Das Restaurant im Hotel Butler House bietet täglich Lunch von 12 bis 16 Uhr an. Auch den legendären englischen Afternoon Tea kann man hier einnehmen.

Wir entschieden uns für ein Light Lunch und als Nachtisch orderten wir den englischen Dessert-Klassiker "Eton Mess", der in einer überraschend modernen Variante daher kam. Sehr, sehr nett!

Nach dem Mittagessen fuhren wir über den River Nore, auf die andere Seite der Altstadt. In der Maudlin Street besuchten wir die Überreste des Magdalene Castle . Maudlin ist der gälische Name für Magdalene, weswegen nicht nur die Straße sondern der ganze Bezirk so heißt.

Der Name Maria Magdalena wurde im Mittelalter mit der Lepra, die etwa um das 10. Jahrhundert herum in Irland aufkam, assoziiert. Viele Lepra-Häuser wurden um diese Zeit Maria Magdalena gewidmet, wegen der Verbindung zwischen ihr und der Prostitution, die damals mit der Lepra in Verbindung gebracht wurde.
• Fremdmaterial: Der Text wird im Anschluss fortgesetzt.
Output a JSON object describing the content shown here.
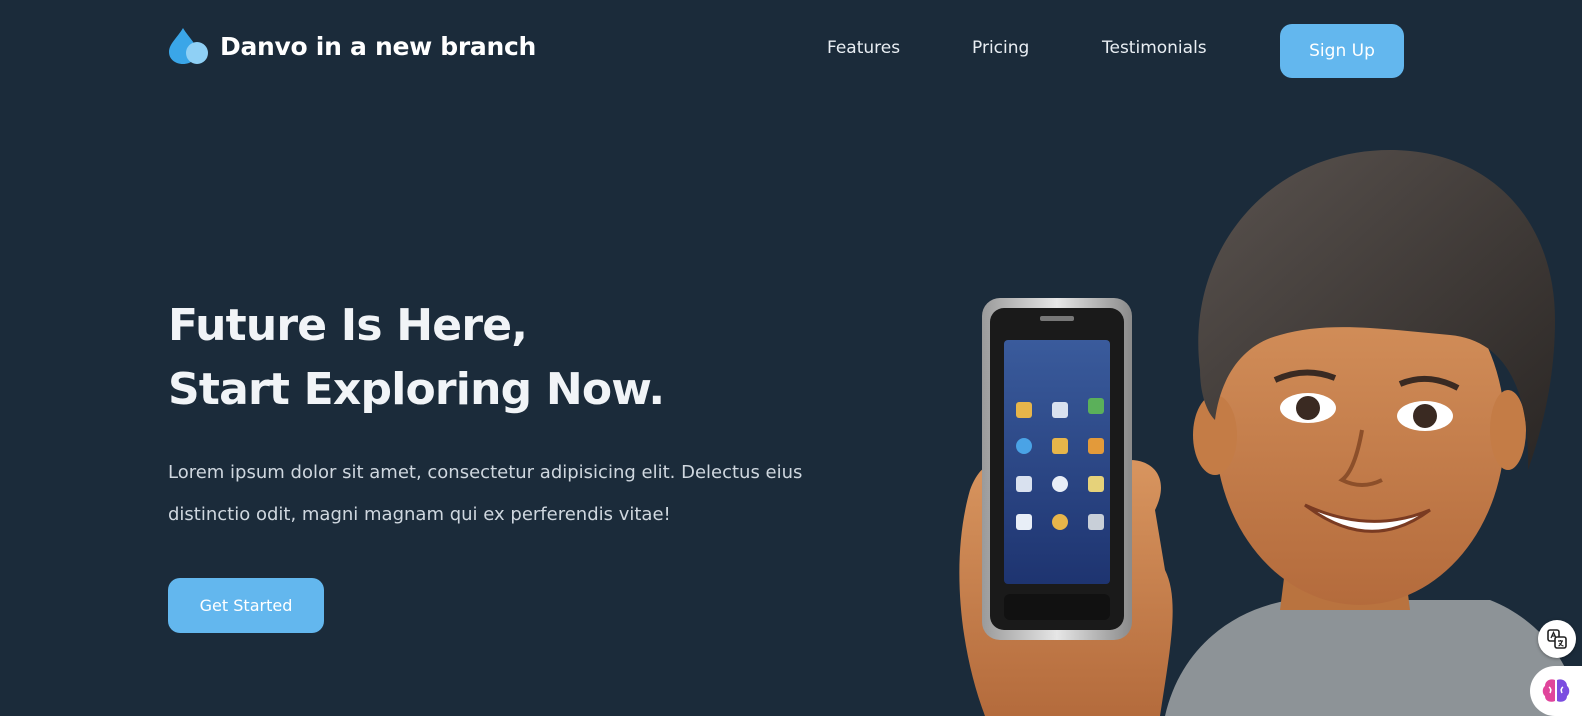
{
  "header": {
    "brand": "Danvo in a new branch",
    "nav": {
      "features": "Features",
      "pricing": "Pricing",
      "testimonials": "Testimonials"
    },
    "signup_label": "Sign Up"
  },
  "hero": {
    "title_line1": "Future Is Here,",
    "title_line2": "Start Exploring Now.",
    "description": "Lorem ipsum dolor sit amet, consectetur adipisicing elit. Delectus eius distinctio odit, magni magnam qui ex perferendis vitae!",
    "cta_label": "Get Started",
    "illustration": "boy-holding-smartphone-illustration"
  },
  "floating": {
    "translate_icon": "translate-icon",
    "brain_icon": "brain-icon"
  },
  "colors": {
    "background": "#1b2b3a",
    "accent": "#63b7ee",
    "text": "#ffffff",
    "muted_text": "#cfd7df"
  }
}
Das Hospital von St. Maria Magdalena in Kilkenny wurde im frühen 13. Jahrhundert eröffnet und entwickelte sich schnell zu einem der wichtigsten Lepra Häuser im mittelalterlichen Irland. Es war am Rande der Stadt und von hohen Mauern umgeben. Der Eingang wurde durch ein Torhaus gesteuert, das eher einem Wehrturm ähnelt. Es gab einst auch eine Kapelle, einen Friedhof und 50 Hektar Ackerland.

Anschließend ging es noch ganz kurz zur County Hall und zum St. John´s Priorat, letzteres hatte leider geschlossen. Inzwischen fing es wieder an zu meimeln und so retteten wir uns erst einmal in ein Café.

Dieses entpuppte sich aber als ein klassisches Fish & Chips Lokal, also der britischen Schnellimbiss-Variante, in der es nur wenige, aber dafür preiswerte Gerichte ohne viel Geschiss gibt. Den Kaffee gibt´s in einer Mug (Pott) und das Geschirr wird nach dem Essen in eine Durchreiche an der Seite, in Richtung der Spülküche, gestellt.

Der arabisch-stämmige Inhaber, nebst seinen Gästen, war ob der plötzlich auftauchenden deutschen Touristen völlig perplex und gab sein Bestes. Der Tisch wurde noch ein bisschen gerade gerückt, von der Wand abgezogen und noch einmal extra abgewischt, die Stühle ebenfalls, das Haar noch einmal zurecht gerückt und die Hände an der Schürze abgewischt.

Dann wurde eigens ein Block geholt, um die umfangreiche Bestellung von 2 Cappuccino in the Mug (so stand es auf der Karte) aufzunehmen. Jedoch bekamen wir selbstverständlich keine Mug, sondern die besten großen Tassen, die er hatte. Mit zitternden Händen wurde der Cappu serviert. Bei soviel Mühe, was macht es da schon, dass der Cappuccino sich teilweise in der Untertasse wiederfindet? Gar nix!

Anschließend ging es zurück ins Hotel, wir mussten ja schließlich noch packen, denn morgen schon geht es für uns weiter. Diesmal in die Wicklow Mountains nach Glendalough, südlich von Dublin.



Recht herzlichen Dank für die Aufmerksamkeit!